4 of 383 comments (clear)

  1. Email rocks! by rice_burners_suck · · Score: 4, Insightful

    I personally believe email is the killer app of the Internet. Sure, there's other stuff, like news, chat and, recently, the web, but I think email is what made it all happen. If there never was email, I think the whole Internet thing wouldn't have taken off at all. Yeah, people give credit for the recent take off to the world wide web, but I'm talking about the Internet getting to the stage it was in when the web was invented. Oh well... All I'm saying is, email rocks!

  2. More critical than we realized by Ldir · · Score: 5, Insightful
    My company had World Trade Center offices; our parent company was headquartered there and had a data center there. We also have offices all over the U.S. and a fair international presence. Our company has a fairly conservative approach to technology, viewing the revenue-producing, line-of-business applications as critical. Support applications such as office automation were considered nice-to-haves.

    Consequently, in our Business Continuity Plan, e-mail was designated a "Tier 2" application. This means that it was slated for recovery only after the critical business applications were restored.
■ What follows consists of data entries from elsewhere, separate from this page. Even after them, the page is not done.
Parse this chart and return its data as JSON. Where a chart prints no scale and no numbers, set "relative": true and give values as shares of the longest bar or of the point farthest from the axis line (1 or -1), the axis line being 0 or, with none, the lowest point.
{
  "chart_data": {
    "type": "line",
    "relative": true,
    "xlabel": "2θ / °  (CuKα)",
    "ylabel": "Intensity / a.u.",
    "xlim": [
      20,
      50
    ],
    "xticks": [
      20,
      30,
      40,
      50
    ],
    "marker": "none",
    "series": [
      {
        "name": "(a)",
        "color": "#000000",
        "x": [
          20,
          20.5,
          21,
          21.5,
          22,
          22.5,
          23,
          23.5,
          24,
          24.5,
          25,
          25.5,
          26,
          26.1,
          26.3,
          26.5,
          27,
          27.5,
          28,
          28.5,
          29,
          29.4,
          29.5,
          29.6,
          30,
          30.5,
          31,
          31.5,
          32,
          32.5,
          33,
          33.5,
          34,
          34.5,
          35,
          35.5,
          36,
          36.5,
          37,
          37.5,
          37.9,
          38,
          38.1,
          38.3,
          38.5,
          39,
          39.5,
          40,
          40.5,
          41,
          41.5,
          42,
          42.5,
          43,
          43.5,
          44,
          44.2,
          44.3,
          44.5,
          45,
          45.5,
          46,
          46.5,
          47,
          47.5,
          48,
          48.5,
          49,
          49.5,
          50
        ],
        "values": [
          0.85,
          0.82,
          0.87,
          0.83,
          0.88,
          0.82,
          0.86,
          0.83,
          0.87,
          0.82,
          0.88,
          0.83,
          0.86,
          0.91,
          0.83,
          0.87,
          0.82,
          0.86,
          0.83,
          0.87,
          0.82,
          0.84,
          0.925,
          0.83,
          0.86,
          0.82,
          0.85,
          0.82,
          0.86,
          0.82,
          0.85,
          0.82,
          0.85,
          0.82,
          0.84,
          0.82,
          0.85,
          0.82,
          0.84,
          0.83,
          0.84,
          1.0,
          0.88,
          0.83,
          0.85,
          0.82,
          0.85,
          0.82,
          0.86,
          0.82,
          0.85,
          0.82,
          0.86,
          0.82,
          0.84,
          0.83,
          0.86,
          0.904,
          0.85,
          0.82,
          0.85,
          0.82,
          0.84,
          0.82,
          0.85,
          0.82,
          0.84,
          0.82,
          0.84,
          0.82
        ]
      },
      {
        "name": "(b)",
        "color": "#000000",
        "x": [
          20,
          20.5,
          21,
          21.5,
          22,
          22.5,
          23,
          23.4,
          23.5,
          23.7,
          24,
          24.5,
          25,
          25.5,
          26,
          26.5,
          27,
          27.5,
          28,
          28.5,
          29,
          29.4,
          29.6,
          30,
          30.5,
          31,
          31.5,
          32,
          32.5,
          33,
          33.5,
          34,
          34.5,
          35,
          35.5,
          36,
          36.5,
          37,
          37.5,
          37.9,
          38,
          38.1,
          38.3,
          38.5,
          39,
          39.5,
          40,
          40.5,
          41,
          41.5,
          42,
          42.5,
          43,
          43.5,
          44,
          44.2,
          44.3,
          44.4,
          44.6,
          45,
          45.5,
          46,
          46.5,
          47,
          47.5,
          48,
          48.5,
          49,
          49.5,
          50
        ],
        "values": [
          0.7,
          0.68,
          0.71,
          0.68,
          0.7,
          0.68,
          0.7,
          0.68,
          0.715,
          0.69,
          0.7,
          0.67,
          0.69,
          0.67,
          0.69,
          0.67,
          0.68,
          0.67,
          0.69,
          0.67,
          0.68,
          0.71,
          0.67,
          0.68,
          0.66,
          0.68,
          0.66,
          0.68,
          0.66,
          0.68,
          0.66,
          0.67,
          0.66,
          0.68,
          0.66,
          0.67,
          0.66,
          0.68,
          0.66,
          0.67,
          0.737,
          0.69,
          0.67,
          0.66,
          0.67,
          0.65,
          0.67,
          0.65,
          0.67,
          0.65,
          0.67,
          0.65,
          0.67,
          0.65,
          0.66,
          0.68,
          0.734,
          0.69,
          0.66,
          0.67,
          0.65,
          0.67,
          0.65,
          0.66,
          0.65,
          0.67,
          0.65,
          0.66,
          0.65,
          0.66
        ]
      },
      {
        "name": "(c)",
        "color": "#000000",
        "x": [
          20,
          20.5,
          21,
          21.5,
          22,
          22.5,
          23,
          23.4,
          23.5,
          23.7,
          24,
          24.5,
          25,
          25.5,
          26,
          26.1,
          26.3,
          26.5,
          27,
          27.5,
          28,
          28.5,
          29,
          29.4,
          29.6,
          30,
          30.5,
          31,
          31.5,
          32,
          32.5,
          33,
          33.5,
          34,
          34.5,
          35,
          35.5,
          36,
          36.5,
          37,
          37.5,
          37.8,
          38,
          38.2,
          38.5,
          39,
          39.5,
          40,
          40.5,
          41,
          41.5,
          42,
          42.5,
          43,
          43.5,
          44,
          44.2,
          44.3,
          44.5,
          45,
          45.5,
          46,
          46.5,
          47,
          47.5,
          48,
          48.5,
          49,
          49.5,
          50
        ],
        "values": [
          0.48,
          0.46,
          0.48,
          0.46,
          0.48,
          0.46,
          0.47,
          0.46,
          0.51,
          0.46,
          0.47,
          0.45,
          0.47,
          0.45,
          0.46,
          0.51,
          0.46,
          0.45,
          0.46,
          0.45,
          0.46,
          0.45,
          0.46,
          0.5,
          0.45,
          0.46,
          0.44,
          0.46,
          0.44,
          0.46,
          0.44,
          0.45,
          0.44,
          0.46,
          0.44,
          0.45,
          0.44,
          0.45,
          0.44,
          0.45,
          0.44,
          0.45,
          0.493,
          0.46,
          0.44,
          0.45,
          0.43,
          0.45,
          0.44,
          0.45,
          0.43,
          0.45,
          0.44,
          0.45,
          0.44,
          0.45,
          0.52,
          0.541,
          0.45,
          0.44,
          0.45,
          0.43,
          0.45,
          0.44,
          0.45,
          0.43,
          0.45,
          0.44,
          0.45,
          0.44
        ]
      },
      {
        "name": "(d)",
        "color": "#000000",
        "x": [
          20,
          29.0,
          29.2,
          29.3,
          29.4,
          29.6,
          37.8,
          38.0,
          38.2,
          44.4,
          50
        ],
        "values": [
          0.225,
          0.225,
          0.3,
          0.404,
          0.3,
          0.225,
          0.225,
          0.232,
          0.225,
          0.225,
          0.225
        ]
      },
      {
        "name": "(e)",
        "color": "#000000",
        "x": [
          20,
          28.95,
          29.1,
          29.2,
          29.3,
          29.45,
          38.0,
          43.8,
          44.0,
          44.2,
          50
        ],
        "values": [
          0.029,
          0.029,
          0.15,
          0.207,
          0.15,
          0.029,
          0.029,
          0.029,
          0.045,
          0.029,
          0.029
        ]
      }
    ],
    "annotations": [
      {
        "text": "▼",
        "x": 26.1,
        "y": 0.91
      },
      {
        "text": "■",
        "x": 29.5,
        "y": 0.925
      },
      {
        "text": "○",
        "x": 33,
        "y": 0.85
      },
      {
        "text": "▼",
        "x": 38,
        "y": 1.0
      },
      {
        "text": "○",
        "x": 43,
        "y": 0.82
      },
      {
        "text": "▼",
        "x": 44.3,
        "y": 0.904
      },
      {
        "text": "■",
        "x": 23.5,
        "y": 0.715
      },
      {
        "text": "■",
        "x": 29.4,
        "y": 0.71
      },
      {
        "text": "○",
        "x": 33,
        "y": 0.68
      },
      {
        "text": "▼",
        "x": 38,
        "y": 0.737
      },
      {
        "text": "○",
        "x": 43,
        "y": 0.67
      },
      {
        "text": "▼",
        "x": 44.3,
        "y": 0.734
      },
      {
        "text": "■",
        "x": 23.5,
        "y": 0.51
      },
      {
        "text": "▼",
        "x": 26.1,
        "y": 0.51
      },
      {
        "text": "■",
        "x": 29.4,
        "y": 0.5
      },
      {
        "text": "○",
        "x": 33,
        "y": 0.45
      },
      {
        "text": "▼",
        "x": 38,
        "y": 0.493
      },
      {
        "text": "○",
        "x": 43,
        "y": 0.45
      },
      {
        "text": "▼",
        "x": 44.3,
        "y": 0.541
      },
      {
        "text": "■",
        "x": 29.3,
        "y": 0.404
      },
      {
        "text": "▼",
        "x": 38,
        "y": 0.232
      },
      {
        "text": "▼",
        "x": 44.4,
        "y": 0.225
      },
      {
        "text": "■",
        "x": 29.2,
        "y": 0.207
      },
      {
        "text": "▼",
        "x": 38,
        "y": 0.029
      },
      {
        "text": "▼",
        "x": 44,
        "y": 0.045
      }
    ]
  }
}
It was felt that e-mail was a nice-to-have that could easily be replaced with the telephone and fax in a crisis.

    This perception changed dramatically on September 11. We quickly learned how e-mail had become integral to the business. It was the communications mechanism that facilitated most of our internal information exchange. Restoring e-mail moved from second-tier to our highest priority because it was critical to recovery and to communicating with our scattered employees. With hundreds of dislocated people, it was the most reliable way for our clients and our employees to reach specific individuals.

    When future historians talk about the way technology revolutionized business, e-mail will be on the list. My company realized we can't do business without it.

  3. Can you... by r_j_prahad · · Score: 5, Insightful

    Can you imagine your life without e-mail now?

    I try to, oh how I try to imagine, every waking minute of my day, how beautiful life would be without e-mail. I hate e-mail, I'm chronically abused and assaulted by e-mail. I have a boss who wields e-mail as a weapon. When he's pissed, he buries me under e-mail, and then wants to know why I can't get anything done. I've had days where he's sent me two-hundred e-mails, some with seven or eight attachments, paragraphs and pages and volumes and books of e-mail.

    This turd's office is only fifteen feet away from my cube, but I can't get a face-to-face with him. Because he's got e-mail. It's not a communications medium, it's an ass-covering medium.

    When I quit this job (and I have an interview this week) I'm going to mass-print a copy of every e-mail he's ever sent me on every goddamned printer in the company. It'll make our NIMDA infection look benign.

    1. Re:Can you... by Glytch · · Score: 5, Insightful

      You could also call down a BSA audit on your soon-to-be-former company. It's even more effective if some of their licenses mysteriously vanish. Wink wink.